Copenhague attend un « vrai » projet d'accord et des sous

Rédaction en ligne

mercredi 09 décembre 2009, 20:38

Les 193 pays réunis à Copenhague pour trouver un accord contre le réchauffement climatique attendent désormais un véritable projet d'accord, d'ici la fin de la semaine, après la vaine polémique suscitée par la fuite d'un brouillon danois.

Copenhague attend un « vrai » projet d'accord et des sous

©Belga

Mercredi, la petite île de Tuvalu (Pacifique sud) a fait sensation en réclamant un effort légalement contraignant aux géants chinois et indiens notamment. « Nous devons avancer, il nous faut un accord légalement contraignant qui préserve la planète et protège les plus pauvres. Tout le reste n'est que distraction, » a déclaré à l'AFP Dessima Williams, représentante de Grenade et de l'Association des petits Etats insulaires (AOSIS).

Mme Williams est apparue comme beaucoup d'autres désireuse d'en finir avec la crise déclenchée par la divulgation la veille d'une proposition danoise de texte, considérée comme inéquitable par certains pays en développement, mais caduque pour la majorité des délégués.

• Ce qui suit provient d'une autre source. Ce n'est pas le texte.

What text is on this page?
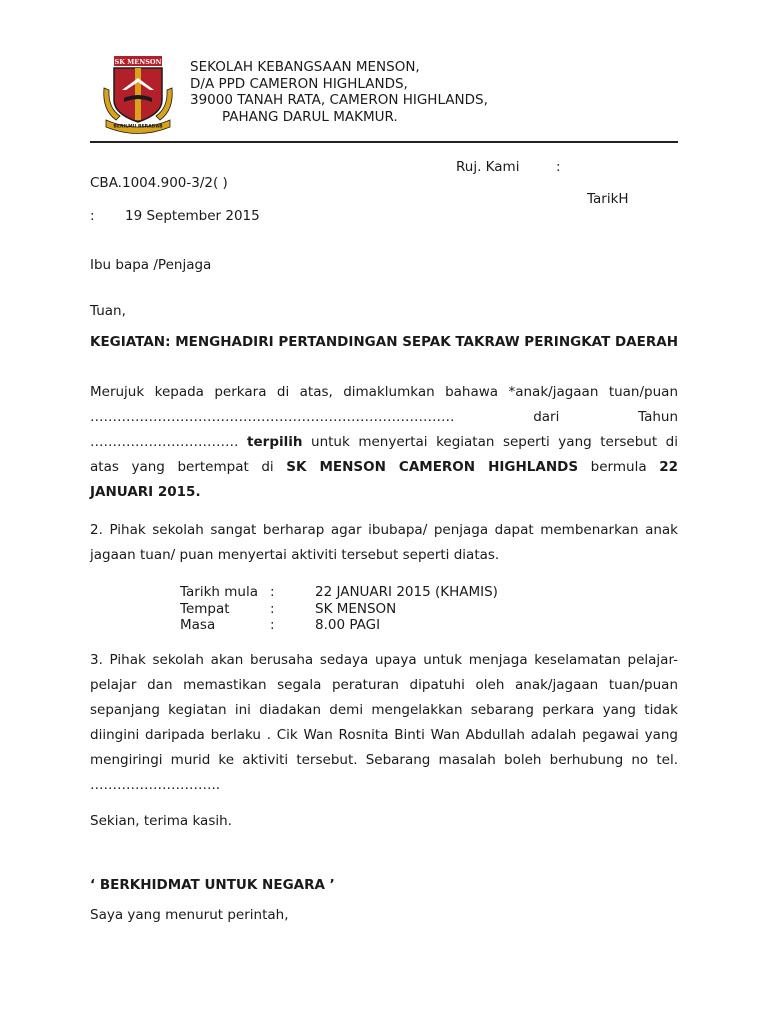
SK MENSON
BERILMU BERADAB
SEKOLAH KEBANGSAAN MENSON,
D/A PPD CAMERON HIGHLANDS,
39000 TANAH RATA, CAMERON HIGHLANDS,
PAHANG DARUL MAKMUR.
Ruj. Kami	:
CBA.1004.900-3/2( )
TarikH
: 19 September 2015
Ibu bapa /Penjaga
Tuan,
KEGIATAN: MENGHADIRI PERTANDINGAN SEPAK TAKRAW PERINGKAT DAERAH
Merujuk kepada perkara di atas, dimaklumkan bahawa *anak/jagaan tuan/puan
………………………………………………………………………	dari	Tahun
…………………………… terpilih untuk menyertai kegiatan seperti yang tersebut di
atas yang bertempat di SK MENSON CAMERON HIGHLANDS bermula 22
JANUARI 2015.
2. Pihak sekolah sangat berharap agar ibubapa/ penjaga dapat membenarkan anak
jagaan tuan/ puan menyertai aktiviti tersebut seperti diatas.
Tarikh mula :	22 JANUARI 2015 (KHAMIS)
Tempat	:	SK MENSON
Masa	:	8.00 PAGI
3. Pihak sekolah akan berusaha sedaya upaya untuk menjaga keselamatan pelajar-
pelajar dan memastikan segala peraturan dipatuhi oleh anak/jagaan tuan/puan
sepanjang kegiatan ini diadakan demi mengelakkan sebarang perkara yang tidak
diingini daripada berlaku . Cik Wan Rosnita Binti Wan Abdullah adalah pegawai yang
mengiringi murid ke aktiviti tersebut. Sebarang masalah boleh berhubung no tel.
………………………..
Sekian, terima kasih.
‘ BERKHIDMAT UNTUK NEGARA ’
Saya yang menurut perintah,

La négociatrice française Laurence Tubiana a estimé que cette fuite organisée par les ONG a fourni une « mise en scène utile au G-77 (coalition de 130 pays en développement) pour attaquer la présidence danoise ».

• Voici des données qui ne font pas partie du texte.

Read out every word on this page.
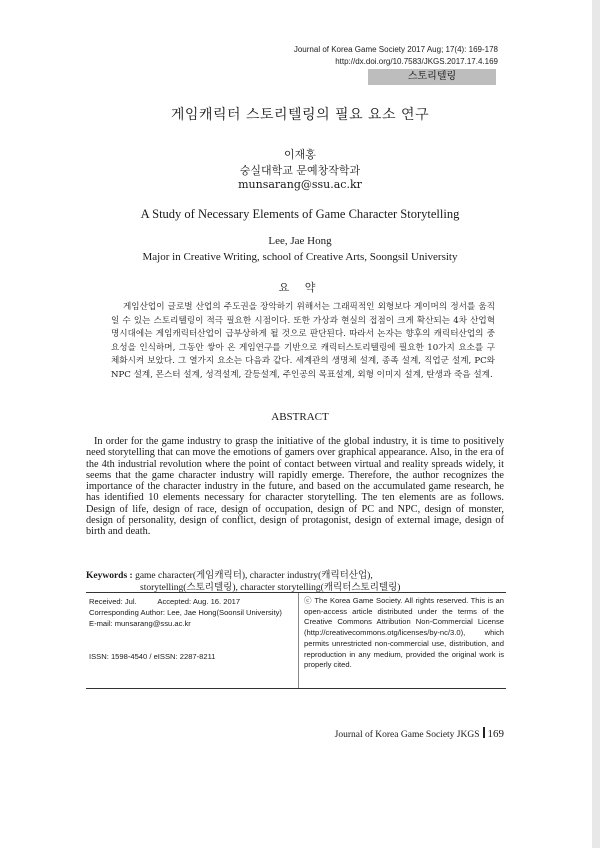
Journal of Korea Game Society 2017 Aug; 17(4): 169-178
http://dx.doi.org/10.7583/JKGS.2017.17.4.169
스토리텔링
게임캐릭터 스토리텔링의 필요 요소 연구
이재홍
숭실대학교 문예창작학과
munsarang@ssu.ac.kr
A Study of Necessary Elements of Game Character Storytelling
Lee, Jae Hong
Major in Creative Writing, school of Creative Arts, Soongsil University
요 약
게임산업이 글로벌 산업의 주도권을 장악하기 위해서는 그래픽적인 외형보다 게이머의 정서를 움직일 수 있는 스토리텔링이 적극 필요한 시점이다. 또한 가상과 현실의 접점이 크게 확산되는 4차 산업혁명시대에는 게임캐릭터산업이 급부상하게 될 것으로 판단된다. 따라서 논자는 향후의 캐릭터산업의 중요성을 인식하며, 그동안 쌓아 온 게임연구를 기반으로 캐릭터스토리텔링에 필요한 10가지 요소를 구체화시켜 보았다. 그 열가지 요소는 다음과 같다. 세계관의 생명체 설계, 종족 설계, 직업군 설계, PC와 NPC 설계, 몬스터 설계, 성격설계, 갈등설계, 주인공의 목표설계, 외형 이미지 설계, 탄생과 죽음 설계.
ABSTRACT
In order for the game industry to grasp the initiative of the global industry, it is time to positively need storytelling that can move the emotions of gamers over graphical appearance. Also, in the era of the 4th industrial revolution where the point of contact between virtual and reality spreads widely, it seems that the game character industry will rapidly emerge. Therefore, the author recognizes the importance of the character industry in the future, and based on the accumulated game research, he has identified 10 elements necessary for character storytelling. The ten elements are as follows. Design of life, design of race, design of occupation, design of PC and NPC, design of monster, design of personality, design of conflict, design of protagonist, design of external image, design of birth and death.
Keywords : game character(게임캐릭터), character industry(캐릭터산업),
storytelling(스토리텔링), character storytelling(캐릭터스토리텔링)
Received: Jul.          Accepted: Aug. 16. 2017
Corresponding Author: Lee, Jae Hong(Soonsil University)
E-mail: munsarang@ssu.ac.kr
ISSN: 1598-4540 / eISSN: 2287-8211
ⓒ The Korea Game Society. All rights reserved. This is an open-access article distributed under the terms of the Creative Commons Attribution Non-Commercial License (http://creativecommons.otg/licenses/by-nc/3.0), which permits unrestricted non-commercial use, distribution, and reproduction in any medium, provided the original work is properly cited.
Journal of Korea Game Society JKGS 169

Tuvalu, neuf atolls coralliens dans le Pacifique sud et 11.000 habitants, s'est attaqué aux géants de la planète en même temps qu'à un tabou dans l'histoire de la diplomatie climatique : la distinction, depuis l'adoption de la Convention climat en 1992, entre la « responsabilité historique » des pays industrialisés de celles des pays en développement.

A ce titre, seuls les premiers sont comptables d'engagements chiffrés contraignants dans le Protocole de Kyoto.

Tuvalu a proposé un amendement « juridiquement contraignant » au Protocole : il assignerait, à partir de 2013, des objectifs de réduction aux grands émergents qui représentent désormais plus de la moitié des émissions mondiales de gaz à effet de serre.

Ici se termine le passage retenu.